Представители рода Ибн Эзров славились тем, что заботились о благе своего народа больше всех других сефардских евреев. Ибн Эзры смиряли свою гордыню и даже принимали на себя уничижения, когда речь шла о благе Израиля. Но одно дело – унизиться самому, а совсем другое – предать на поругание собственную дочь.

Иегуда знал, этот Альфонсо не потерпит, чтобы ему перечили. А значит, оставался выбор – или отдать королю дочь, или бежать. Бежать далеко, прочь из христианских краев, ибо в королевствах Европы страсть дона Альфонсо обязательно настигла бы его и его дитя.
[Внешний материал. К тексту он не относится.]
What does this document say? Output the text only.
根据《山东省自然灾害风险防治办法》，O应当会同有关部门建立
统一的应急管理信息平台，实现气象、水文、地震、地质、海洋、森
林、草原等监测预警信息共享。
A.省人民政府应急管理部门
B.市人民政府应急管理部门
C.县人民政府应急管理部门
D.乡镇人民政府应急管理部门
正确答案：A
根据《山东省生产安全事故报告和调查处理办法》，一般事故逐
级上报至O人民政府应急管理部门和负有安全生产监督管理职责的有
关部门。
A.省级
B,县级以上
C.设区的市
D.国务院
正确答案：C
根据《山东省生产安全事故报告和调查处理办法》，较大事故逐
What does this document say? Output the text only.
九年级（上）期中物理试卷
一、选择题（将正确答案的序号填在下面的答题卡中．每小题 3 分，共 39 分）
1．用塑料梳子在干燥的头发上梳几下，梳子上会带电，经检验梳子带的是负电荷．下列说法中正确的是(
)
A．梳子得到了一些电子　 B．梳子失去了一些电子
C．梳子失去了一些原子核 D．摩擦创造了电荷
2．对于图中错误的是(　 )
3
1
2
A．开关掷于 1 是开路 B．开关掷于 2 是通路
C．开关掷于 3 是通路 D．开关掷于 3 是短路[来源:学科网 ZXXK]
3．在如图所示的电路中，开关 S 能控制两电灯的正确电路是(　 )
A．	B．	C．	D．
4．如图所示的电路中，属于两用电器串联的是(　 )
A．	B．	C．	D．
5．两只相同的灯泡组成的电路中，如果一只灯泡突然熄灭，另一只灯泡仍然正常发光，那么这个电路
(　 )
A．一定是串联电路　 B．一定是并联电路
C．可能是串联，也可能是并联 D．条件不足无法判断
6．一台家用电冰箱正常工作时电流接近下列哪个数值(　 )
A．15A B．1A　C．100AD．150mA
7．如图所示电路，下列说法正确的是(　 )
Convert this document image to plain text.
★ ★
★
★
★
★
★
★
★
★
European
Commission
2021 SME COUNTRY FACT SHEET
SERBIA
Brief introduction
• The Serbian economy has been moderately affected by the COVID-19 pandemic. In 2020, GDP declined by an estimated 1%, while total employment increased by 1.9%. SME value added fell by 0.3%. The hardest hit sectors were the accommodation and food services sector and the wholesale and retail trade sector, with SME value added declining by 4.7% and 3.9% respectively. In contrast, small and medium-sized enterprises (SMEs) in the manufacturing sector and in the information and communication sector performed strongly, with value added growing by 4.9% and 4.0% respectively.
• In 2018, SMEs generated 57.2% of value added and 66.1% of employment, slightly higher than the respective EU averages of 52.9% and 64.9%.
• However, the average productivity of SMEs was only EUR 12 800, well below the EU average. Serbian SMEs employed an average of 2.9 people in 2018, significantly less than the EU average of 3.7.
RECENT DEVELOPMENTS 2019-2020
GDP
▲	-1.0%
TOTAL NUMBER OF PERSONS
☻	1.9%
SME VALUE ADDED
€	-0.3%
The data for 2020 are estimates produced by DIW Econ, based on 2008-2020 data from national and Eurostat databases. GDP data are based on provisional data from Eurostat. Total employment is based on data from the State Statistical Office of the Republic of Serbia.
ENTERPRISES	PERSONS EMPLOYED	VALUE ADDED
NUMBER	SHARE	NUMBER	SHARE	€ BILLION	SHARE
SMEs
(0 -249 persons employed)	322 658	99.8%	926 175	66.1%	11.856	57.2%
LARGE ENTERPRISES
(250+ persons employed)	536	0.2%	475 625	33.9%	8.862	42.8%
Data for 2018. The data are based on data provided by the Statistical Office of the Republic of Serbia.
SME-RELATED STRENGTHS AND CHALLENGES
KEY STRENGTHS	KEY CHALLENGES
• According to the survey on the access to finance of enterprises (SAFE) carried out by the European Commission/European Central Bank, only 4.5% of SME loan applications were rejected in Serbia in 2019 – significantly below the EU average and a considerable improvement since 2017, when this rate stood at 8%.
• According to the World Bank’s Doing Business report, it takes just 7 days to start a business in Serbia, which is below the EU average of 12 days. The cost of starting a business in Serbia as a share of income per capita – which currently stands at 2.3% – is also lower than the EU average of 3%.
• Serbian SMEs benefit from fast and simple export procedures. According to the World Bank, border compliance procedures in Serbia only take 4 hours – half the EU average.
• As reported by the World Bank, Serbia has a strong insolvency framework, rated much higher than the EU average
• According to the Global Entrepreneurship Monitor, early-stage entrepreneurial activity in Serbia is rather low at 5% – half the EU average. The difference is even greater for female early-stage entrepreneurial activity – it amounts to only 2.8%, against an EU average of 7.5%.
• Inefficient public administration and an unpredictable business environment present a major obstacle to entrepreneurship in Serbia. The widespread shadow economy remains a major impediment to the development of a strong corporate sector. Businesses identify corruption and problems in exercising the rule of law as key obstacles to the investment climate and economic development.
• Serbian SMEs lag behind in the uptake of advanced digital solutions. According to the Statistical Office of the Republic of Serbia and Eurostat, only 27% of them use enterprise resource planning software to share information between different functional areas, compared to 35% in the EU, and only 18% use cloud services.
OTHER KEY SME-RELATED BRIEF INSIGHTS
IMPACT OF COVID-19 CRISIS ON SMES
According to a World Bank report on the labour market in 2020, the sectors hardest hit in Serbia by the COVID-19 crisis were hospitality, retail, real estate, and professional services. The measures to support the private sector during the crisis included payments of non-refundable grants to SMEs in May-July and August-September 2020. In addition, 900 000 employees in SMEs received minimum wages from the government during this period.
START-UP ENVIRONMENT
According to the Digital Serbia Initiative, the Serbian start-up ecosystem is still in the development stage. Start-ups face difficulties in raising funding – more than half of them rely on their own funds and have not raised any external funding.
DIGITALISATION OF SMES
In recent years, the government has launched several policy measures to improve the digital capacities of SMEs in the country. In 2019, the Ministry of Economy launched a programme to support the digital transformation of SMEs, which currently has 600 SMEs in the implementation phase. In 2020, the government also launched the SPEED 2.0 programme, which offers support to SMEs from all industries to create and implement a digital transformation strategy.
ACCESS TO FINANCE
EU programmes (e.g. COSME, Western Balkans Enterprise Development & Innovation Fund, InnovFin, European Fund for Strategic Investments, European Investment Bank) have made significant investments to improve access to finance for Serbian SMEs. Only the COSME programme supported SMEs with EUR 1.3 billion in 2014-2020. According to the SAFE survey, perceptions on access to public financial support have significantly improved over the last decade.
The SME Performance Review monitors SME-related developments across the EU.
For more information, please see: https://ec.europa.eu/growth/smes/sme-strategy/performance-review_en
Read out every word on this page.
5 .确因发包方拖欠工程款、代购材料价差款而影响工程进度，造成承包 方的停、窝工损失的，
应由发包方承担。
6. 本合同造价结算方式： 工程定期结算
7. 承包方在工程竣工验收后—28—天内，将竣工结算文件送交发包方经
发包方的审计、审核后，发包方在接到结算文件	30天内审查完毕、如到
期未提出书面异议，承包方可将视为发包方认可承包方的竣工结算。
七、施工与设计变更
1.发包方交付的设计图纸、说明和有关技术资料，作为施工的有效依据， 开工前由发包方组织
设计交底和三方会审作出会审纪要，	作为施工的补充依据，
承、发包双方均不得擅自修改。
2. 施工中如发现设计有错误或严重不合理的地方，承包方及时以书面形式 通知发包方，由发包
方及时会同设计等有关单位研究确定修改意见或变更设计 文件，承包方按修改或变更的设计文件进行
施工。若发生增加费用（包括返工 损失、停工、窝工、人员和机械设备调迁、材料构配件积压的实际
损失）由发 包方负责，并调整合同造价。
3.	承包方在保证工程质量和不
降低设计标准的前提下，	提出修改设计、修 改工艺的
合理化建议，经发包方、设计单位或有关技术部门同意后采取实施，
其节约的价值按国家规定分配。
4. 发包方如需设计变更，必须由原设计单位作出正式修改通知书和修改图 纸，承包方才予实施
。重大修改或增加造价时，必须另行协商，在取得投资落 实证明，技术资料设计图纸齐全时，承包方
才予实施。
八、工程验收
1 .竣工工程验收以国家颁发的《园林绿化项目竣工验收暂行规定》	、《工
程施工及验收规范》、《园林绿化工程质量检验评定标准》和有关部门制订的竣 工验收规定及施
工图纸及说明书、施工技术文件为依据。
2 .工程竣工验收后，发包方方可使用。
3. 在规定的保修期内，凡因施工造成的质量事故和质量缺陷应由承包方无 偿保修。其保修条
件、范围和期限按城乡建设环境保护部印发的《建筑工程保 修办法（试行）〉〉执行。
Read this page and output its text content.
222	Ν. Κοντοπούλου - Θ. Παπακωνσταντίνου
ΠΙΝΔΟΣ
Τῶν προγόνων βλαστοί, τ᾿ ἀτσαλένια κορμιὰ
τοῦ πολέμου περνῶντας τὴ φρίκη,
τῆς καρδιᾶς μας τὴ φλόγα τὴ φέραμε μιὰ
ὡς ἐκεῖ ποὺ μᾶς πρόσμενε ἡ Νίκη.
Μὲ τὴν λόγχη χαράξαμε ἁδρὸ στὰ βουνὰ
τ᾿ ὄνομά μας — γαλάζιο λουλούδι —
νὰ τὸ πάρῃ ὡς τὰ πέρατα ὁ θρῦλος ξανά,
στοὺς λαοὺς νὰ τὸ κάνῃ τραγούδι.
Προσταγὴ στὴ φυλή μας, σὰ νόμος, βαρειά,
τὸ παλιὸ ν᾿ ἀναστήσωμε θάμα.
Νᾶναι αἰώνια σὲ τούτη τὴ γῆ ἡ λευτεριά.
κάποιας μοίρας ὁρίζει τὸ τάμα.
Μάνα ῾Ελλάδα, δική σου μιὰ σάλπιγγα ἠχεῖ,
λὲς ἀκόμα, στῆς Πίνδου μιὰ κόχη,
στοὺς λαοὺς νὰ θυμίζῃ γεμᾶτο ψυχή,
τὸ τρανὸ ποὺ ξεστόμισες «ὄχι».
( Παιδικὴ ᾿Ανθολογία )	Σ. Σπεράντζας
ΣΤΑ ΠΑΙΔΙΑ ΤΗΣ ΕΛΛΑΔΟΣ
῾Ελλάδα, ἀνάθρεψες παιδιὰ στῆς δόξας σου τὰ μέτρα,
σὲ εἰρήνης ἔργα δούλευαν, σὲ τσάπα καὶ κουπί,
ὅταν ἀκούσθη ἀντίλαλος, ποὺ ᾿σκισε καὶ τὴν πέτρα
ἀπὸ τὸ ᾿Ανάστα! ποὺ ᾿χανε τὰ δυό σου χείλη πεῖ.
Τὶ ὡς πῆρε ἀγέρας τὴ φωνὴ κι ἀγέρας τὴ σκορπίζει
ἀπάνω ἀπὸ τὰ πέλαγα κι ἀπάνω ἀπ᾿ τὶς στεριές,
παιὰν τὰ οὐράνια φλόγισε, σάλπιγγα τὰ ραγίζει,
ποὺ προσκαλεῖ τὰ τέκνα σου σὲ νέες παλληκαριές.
Оставалось бежать далеко на Восток, в какую-нибудь из мусульманских стран, где евреям пока еще живется спокойно под защитой султана Саладина. Да, он возьмет детей, и они, все трое, уйдут отсюда нищими и голыми, унося с собой лишь бремя долгов, ибо все свои деньги Иегуда вложил в предприятия дона Альфонсо. Нищим беглецом, каким пришел к нему рабби Товия, в недолгом времени явится он сам в Каср-эш-Шама, к богатым и могущественным каирским евреям.

Предположим, он вырвет из сердца гордыню, он смиренно примет разорение, нищету, изгнание. Только вправе ли он так поступить? Если он убережет дочь от позора и она не смешает свою кровь с неверным, гнев дона Альфонсо обратится на всех евреев. Тогда толедские евреи не смогут помочь франкским собратьям, они даже себе самим не смогут помочь. Альфонсо наверняка предоставит архиепископу взимать саладинову десятину и отнимет у альхамы ее былые права. И тогда евреи станут говорить: «Иегуда, мешумад, сгубил нас». А еще они скажут: «Один Ибн Эзра нас спас, но сей Ибн Эзра нас сгубил».

Так что же ему делать?

А Ракель ждала. Он отчетливо ощущал, с каким напряжением девушка в паланкине ожидала от него каких-то слов. И мысленно прочитал молитву от великой беды: «О Аллах! Поистине я прибегаю к Тебе в нужде и отчаянии. Огради меня от слабости и нерешительности, от собственной трусости и подлости. Огради меня от притеснения людей». Затем он сказал:

– Нам, дочь моя, предстоит нелегкое решение. Мне необходимо все обдумать самому, прежде чем говорить с тобой.

Ракель ответила:

– Как прикажешь, отец. – А про себя подумала: «Если ты решишь покинуть сию страну, это будет благой выбор, но если решишь остаться, это тоже будет благой выбор».


Поздно вечером Иегуда сидел один у себя в библиотеке и при мягком свете лампы читал Священное Писание.

Он читал о жертвоприношении Исаака. Бог позвал: «Авраам!», и тот ответил: «Вот я!» – и был готов принести в жертву своего единственного, любимого сына.

Иегуда подумал о том, что собственный его сын Алазар все больше и больше отстранялся от отца. Юношу взманила рыцарская жизнь в королевском замке, он отвернулся от иудейских и арабских обычаев и мудрости. Впрочем, другие пажи неоднократно давали понять ему, еврею, что он там чужой. Однако, казалось, отпор только разжигал в нем желание полностью уподобиться им, и очевидная благосклонность короля поддерживала в Алазаре такой настрой.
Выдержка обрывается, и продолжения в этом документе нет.